The August 9th general election faces a major setback from millions of first-time potential voters who have, for some unknown reasons declined to register with the IEBC. By the end of week one, IEBC had barely managed to enlist 200,000 of them countrywide from a projected target of 1.4 million.
IEBC’s largely idle clerks spend most of the day chatting on phones or reading newspapers as young people stay away. An alarmed IEBC chairman Wafula Chebukati has raised the red flag over the issue. He says IEBC has so far only managed to enrol 20 per cent of the expected six million first time voters they had targeted. Mr Chebukati warned that the coming elections in August could witness one of the lowest turnouts, ever.
The second round of registration began on January 17th and will end on February 18th, about 5 months to election day. Many young voters are reported to have refused to pick up IDs which are scattered around the country. So far, the worst-hit areas are in Central Kenya, Luo Nyanza and parts of the Western region.
President Uhuru Kenyatta’s Gatundu home-turf is considered among the worst hit. Scores of youths wake up each morning to drown in illicit liquor having long “given up on life.” The region that has so far produced Kenya’s two presidents, holds the dubious record of having the wealthiest and the poorest people at the same time!
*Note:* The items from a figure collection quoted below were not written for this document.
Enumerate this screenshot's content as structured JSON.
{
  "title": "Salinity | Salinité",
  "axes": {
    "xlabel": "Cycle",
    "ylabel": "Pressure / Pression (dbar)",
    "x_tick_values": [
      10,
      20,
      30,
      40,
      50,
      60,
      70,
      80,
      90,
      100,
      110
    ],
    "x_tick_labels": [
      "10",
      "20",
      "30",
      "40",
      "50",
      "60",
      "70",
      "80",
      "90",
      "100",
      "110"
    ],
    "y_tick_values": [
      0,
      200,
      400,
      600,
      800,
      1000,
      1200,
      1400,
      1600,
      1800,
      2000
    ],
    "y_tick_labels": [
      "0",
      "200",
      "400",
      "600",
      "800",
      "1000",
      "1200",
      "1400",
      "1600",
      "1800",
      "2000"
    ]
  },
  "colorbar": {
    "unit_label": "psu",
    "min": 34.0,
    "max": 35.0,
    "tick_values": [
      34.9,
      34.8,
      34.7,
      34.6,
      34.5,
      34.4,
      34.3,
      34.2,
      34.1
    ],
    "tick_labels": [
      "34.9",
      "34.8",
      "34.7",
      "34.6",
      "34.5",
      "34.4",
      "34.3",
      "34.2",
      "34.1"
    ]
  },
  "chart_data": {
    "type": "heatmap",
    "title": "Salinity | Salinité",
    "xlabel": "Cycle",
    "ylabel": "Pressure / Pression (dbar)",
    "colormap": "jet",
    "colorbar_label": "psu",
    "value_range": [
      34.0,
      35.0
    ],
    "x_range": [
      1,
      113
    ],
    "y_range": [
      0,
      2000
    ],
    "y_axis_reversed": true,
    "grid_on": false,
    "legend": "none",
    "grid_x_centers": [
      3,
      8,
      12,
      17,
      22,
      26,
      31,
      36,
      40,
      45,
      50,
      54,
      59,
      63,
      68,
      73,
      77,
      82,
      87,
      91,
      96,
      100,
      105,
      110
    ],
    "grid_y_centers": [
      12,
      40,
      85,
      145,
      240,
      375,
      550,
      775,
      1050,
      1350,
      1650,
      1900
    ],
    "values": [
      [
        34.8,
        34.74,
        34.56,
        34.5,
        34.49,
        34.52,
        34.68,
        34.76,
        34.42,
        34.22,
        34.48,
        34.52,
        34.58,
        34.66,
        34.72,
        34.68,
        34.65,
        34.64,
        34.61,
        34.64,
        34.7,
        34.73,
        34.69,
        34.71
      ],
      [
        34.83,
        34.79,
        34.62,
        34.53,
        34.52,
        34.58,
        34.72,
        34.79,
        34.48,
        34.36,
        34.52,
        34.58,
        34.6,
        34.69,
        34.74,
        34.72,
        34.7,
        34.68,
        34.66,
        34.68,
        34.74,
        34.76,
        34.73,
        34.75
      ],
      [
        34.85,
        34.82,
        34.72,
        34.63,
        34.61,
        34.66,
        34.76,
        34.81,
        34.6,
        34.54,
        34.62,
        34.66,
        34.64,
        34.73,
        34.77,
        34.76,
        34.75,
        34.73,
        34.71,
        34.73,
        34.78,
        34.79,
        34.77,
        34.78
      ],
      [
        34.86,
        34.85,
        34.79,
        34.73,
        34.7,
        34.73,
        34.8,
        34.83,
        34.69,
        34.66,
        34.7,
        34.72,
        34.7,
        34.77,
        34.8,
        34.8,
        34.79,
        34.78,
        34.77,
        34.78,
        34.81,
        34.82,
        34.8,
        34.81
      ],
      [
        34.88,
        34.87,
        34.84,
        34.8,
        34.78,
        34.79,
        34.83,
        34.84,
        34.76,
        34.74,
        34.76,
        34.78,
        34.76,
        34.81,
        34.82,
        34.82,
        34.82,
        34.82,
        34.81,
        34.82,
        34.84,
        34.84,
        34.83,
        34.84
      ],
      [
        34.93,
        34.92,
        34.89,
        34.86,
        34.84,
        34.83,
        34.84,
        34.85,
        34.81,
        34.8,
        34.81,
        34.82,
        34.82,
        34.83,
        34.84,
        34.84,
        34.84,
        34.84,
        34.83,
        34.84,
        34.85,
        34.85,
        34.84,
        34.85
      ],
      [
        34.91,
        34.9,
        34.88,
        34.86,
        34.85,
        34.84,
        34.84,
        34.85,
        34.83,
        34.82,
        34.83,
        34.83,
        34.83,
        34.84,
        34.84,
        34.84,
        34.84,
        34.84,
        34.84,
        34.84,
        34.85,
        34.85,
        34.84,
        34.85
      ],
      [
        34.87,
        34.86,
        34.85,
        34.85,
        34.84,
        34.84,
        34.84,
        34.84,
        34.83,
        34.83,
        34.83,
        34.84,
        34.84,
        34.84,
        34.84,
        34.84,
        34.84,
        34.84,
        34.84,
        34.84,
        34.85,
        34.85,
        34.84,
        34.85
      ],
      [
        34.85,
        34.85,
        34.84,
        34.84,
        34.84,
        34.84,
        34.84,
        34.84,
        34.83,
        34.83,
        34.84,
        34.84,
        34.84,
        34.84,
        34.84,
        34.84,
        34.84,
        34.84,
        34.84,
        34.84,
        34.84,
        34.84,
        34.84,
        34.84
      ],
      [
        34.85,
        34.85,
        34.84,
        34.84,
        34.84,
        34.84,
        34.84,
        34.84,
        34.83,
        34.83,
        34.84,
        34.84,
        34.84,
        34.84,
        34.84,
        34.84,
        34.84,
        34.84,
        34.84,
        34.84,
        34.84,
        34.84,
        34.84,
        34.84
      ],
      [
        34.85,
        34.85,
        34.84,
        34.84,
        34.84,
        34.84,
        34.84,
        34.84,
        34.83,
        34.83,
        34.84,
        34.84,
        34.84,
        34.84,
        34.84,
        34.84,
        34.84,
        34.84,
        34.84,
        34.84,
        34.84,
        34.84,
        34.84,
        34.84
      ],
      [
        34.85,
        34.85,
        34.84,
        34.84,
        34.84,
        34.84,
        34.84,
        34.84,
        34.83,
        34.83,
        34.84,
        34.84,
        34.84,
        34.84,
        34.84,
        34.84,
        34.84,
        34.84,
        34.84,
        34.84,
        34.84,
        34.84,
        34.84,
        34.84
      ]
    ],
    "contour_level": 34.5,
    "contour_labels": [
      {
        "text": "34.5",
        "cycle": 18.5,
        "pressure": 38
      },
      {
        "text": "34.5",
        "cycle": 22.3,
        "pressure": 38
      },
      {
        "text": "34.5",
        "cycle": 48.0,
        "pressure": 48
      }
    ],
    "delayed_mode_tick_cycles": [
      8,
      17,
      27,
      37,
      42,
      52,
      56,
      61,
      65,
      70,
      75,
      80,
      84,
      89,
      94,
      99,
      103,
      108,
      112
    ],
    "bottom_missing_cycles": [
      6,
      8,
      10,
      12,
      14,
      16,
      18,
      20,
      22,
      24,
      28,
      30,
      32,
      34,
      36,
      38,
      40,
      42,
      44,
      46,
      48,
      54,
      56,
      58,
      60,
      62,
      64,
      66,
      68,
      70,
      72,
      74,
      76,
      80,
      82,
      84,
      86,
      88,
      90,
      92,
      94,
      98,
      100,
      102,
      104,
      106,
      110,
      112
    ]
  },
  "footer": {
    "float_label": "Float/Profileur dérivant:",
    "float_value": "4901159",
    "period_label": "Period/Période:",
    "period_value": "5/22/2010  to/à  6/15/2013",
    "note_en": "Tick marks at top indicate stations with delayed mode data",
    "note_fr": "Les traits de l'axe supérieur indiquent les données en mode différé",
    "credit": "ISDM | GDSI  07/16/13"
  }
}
Many youths accuse the president of neglecting the region as key sectors of coffee, tea and the dairy industry took a bashing from powerful cartels.
There is growing frustration among many Kenyans who have come to regard elections as an “exercise in futility ” that always produces the same crop of leaders who never fulfil their election pledges once in office. Millions of educated but jobless Kenyans are bitter with the establishment for not living up to their promises.
Some blame the State for using police “hit squads” to gun them down at the slightest excuse! They accuse the system of side-lining young people in key appointments while recycling “old guards”. Election commentators are blaming IEBC for failing to conduct civic education among young Kenyans who have lost “trust and hope” in elected leaders.
The common narrative after 2013-2017 hotly contested and deeply divisive elections are that leaders only use voters to “advance their selfish agenda.” This belief became deeply buttressed after the famous March 9 2018th “handshake” political truce between President Kenyatta and his once bitter rival ODM leader Raila Odinga.
After the two made up and started working together, Kenya’s once vibrant opposition collapsed overnight! Excesses in government, rampant corruption, and widespread bad governance issues now happen unchecked. The National Assembly and Senate are virtually gagged by the handshake! The opposition has since adopted the “see no evil, speak no evil and do no evil” attitude!
Political observers are warning IEBC to be more “imaginative” in attracting young voters to register. IEBC slogan about the “failure to vote produces bad leaders” seems to have backfired. The youth have, on the other hand, retort: “When were they ever been good or kept their election pledges”!
Many recall the failed pledges of laptops for primary school kids, the 1 million jobs that never happened, and the 500,000 affordable housing that remain a pipe dream! Those were pledges by the ruling Jubilee party that has served two terms under President Kenyatta and his deputy William Ruto. The two men have since bitterly fallen out.